Era la grande occasione per tornare, almeno virtualmente, in Champions League, col terzo posto a portata di mano dopo il pari della Samp, e invece la gara contro la Fiorentina è stata solo un’occasione mancata per il Milan di Inzaghi. I gol di De Jong nel primo tempo e del neoentrato Ilicic nella ripresa hanno fissato sull’1-1 il punteggio, più che legittimo per quel poco che si è visto in questo brutto match: i rossoneri devono così rimandare l’appuntamento con le prime tre posizioni, mentre la Fiorentina resta nel limbo a cui sono destinate le squadre prive pressoché interamente di un reparto, in questo caso l’attacco.

La partita è lo specchio fedele di quella che al momento è la natura di queste due formazioni. La Fiorentina ha un gioco collaudato e un centrocampo di qualità, ma l’assenza di attaccanti di livello le impedisce sistematicamente di tradurre in occasioni da rete la gran mole di gioco prodotta. Il Milan, dal canto suo, è ancora largamente work in progress per quanto riguarda la fluidità della manovra, anche perché affidata alla mediana più modesta sul piano tecnico delle prime 8-10 squadre della graduatoria e perché Menez è ancora fuori fase, ma è molto più concreto in fase conclusiva; e da quando è rientrato Alex mostra confortanti miglioramenti sul piano della tenuta difensiva, nonostante un Zapata da brivido soprattutto in palleggio. Ne deriva un primo tempo in cui la viola tiene l’iniziativa per quasi tutto il tempo, senza mai avvicinare nemmeno la porta difesa da Abbiati (ancora una volta preferito a Diego Lopez); mentre i rossoneri, che ci provano perlopiù di contropiede, riescono a trovare il gol del vantaggio con l’unico tiro in porta dei primi 45’: corner lungo di Menez, Zapata fa la torre per Nigel De Jong, il quale approfitta dell’immobilismo colpevole della retroguardia viola e di Neto per inzuccare la rete dell’1-0, suo secondo centro personale in campionato. E’ il 25’ e né prima né dopo è accaduto nulla di significativo.

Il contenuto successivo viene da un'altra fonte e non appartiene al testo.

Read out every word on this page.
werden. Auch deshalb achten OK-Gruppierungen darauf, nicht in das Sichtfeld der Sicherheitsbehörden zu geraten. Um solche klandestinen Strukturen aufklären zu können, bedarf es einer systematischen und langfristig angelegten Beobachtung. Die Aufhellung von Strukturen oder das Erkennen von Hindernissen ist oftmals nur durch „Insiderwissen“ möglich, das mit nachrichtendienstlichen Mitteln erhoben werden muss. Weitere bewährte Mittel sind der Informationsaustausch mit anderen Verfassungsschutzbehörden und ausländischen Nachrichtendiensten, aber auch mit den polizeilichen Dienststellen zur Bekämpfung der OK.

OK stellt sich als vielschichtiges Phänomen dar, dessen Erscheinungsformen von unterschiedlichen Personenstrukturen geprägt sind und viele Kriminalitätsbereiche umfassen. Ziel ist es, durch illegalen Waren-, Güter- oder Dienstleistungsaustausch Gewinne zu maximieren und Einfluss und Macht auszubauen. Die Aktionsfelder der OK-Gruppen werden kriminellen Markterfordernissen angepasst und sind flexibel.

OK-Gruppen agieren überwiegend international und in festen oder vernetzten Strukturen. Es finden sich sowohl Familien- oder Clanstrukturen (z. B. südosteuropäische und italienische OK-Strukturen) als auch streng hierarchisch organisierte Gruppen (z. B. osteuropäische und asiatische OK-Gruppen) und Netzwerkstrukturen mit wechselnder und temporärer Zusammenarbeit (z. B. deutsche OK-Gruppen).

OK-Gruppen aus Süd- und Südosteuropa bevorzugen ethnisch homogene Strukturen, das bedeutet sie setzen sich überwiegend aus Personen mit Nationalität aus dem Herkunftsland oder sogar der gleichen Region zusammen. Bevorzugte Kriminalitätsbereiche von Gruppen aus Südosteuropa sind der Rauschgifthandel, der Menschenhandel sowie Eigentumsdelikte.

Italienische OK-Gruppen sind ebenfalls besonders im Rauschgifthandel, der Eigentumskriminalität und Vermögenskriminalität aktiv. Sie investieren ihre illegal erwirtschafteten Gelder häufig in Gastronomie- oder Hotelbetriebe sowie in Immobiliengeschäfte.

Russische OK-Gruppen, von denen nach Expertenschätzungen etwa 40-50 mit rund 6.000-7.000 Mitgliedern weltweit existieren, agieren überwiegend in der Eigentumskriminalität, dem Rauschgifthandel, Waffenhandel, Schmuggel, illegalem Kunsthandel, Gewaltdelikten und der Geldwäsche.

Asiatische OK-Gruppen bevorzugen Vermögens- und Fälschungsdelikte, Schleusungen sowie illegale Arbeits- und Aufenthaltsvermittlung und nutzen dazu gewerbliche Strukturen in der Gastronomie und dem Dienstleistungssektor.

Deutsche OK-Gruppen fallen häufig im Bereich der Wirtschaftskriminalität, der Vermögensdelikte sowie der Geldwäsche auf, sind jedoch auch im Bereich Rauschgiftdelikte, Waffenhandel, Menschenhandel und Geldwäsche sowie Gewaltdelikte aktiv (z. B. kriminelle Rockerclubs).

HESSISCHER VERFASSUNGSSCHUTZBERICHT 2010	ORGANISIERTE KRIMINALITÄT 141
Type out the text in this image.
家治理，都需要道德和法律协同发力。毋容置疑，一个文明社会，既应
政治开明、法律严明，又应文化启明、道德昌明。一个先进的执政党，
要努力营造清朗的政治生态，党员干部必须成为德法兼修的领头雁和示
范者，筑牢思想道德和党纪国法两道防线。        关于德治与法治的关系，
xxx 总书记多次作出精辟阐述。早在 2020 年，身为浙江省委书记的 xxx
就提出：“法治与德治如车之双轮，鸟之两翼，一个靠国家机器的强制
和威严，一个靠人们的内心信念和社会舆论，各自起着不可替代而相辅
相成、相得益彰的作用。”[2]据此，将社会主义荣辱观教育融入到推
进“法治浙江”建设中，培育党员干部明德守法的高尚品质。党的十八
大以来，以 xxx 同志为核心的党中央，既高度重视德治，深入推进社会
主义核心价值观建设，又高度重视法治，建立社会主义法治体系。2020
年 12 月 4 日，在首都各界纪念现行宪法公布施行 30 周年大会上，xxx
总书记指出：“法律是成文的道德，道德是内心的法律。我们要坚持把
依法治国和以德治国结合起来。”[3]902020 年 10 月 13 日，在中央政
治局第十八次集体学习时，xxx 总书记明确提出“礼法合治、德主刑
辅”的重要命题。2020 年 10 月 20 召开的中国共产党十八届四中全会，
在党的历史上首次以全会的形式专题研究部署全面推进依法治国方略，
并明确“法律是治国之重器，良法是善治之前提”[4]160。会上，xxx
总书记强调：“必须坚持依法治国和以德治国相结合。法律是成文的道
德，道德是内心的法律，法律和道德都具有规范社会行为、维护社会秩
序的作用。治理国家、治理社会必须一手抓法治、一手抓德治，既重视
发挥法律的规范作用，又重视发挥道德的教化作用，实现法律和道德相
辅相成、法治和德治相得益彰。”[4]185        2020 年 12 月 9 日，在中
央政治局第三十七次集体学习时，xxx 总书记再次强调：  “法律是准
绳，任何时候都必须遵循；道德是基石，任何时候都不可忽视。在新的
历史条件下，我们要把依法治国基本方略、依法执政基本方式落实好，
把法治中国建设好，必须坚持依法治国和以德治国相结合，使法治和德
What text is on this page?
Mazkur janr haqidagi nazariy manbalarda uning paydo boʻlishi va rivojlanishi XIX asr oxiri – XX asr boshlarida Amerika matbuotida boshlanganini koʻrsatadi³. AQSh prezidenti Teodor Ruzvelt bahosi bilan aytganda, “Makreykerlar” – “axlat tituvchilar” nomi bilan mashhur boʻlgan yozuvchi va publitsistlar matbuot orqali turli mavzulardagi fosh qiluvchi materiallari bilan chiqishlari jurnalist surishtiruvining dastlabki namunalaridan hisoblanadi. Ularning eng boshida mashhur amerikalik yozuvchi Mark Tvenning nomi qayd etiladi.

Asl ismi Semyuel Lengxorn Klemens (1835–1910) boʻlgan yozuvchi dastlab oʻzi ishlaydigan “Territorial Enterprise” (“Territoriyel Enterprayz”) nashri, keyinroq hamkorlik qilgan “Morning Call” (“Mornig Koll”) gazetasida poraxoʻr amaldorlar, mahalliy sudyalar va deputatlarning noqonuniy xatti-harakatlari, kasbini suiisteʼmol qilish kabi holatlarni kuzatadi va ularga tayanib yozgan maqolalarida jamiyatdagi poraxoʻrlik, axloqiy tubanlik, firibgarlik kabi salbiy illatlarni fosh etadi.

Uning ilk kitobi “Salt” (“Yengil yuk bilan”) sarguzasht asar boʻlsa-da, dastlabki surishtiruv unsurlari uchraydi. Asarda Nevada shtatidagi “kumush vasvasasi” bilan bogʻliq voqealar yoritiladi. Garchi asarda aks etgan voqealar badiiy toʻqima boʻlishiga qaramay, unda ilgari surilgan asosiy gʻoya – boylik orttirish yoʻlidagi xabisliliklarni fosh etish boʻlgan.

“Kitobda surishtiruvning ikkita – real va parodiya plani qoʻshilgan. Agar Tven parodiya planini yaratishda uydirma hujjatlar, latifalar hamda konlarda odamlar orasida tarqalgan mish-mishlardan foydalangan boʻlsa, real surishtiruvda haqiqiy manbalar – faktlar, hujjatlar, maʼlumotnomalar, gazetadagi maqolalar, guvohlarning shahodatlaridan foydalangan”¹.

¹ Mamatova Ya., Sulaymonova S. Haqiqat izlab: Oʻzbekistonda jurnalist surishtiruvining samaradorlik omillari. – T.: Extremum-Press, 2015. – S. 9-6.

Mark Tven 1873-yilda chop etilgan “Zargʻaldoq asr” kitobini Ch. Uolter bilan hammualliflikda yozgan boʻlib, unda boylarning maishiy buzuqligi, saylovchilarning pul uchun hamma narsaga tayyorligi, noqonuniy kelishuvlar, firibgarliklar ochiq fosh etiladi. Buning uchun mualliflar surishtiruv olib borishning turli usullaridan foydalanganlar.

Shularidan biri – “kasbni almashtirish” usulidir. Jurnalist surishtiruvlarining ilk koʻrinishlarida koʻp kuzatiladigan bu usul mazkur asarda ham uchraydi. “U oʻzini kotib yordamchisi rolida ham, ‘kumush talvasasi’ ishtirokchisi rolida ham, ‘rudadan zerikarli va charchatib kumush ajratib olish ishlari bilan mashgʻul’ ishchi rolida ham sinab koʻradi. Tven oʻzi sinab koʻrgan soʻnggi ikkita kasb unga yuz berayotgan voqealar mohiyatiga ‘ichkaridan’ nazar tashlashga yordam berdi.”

Un po’ più di emozioni nella ripresa, se non altro perché la stanchezza allunga le squadre e moltiplica gli errori. Dopo 6’ il Milan crea addirittura un’occasione da rete con Menez, che pecca di egoismo e calcia di sinistro addosso a Neto invece di servire il liberissimo El Shaarawy, appostato sulla sinistra. Cuadrado e compagni, invece, non vanno oltre il consueto titic-titoc, concluso puntualmente con un azzardo dalla lunga distanza che non crea alcun patema ad Abbiati. Ciò è vero fino al 19’, quando il neoentrato Ilicic, approfittando della latitanza di De Jong, rientrato troppo lentamente, e da un errore in disimpegno di De Sciglio, si infila in un varco centrale e dai 20 metri fa secco il portiere rossonero con un sinistro velenoso che rimbalza un paio di volte prima di insaccarsi nell’angolino basso. Sul punteggio nuovamente in parità, i due tecnici provano a rimescolare le carte: Inzaghi toglie l’esanime Poli per Bonaventura e quindi Menez per Torres, ridisegnando il 4-4-2 con El Shaarawy di punta, mentre Montella rinuncia all’unica punta di ruolo, Babacar, per giocare con un 4-5-1 con Ilicic falso centravanti e Vargas e Cuadrado larghi. In realtà, nessun cambio di uomini o moduli riesce a defibrillare un match nato male e proseguito peggio, in cui le lacune di entrambe le rose hanno infine pesato come macigni sul risultato e sullo spettacolo. Non succede davvero più nulla, al punto che, a 5’ dalla fine, l’impietosa statistica recita: Milan 3 tiri in porta, Fiorentina 2. E non c’è davvero altro da aggiungere.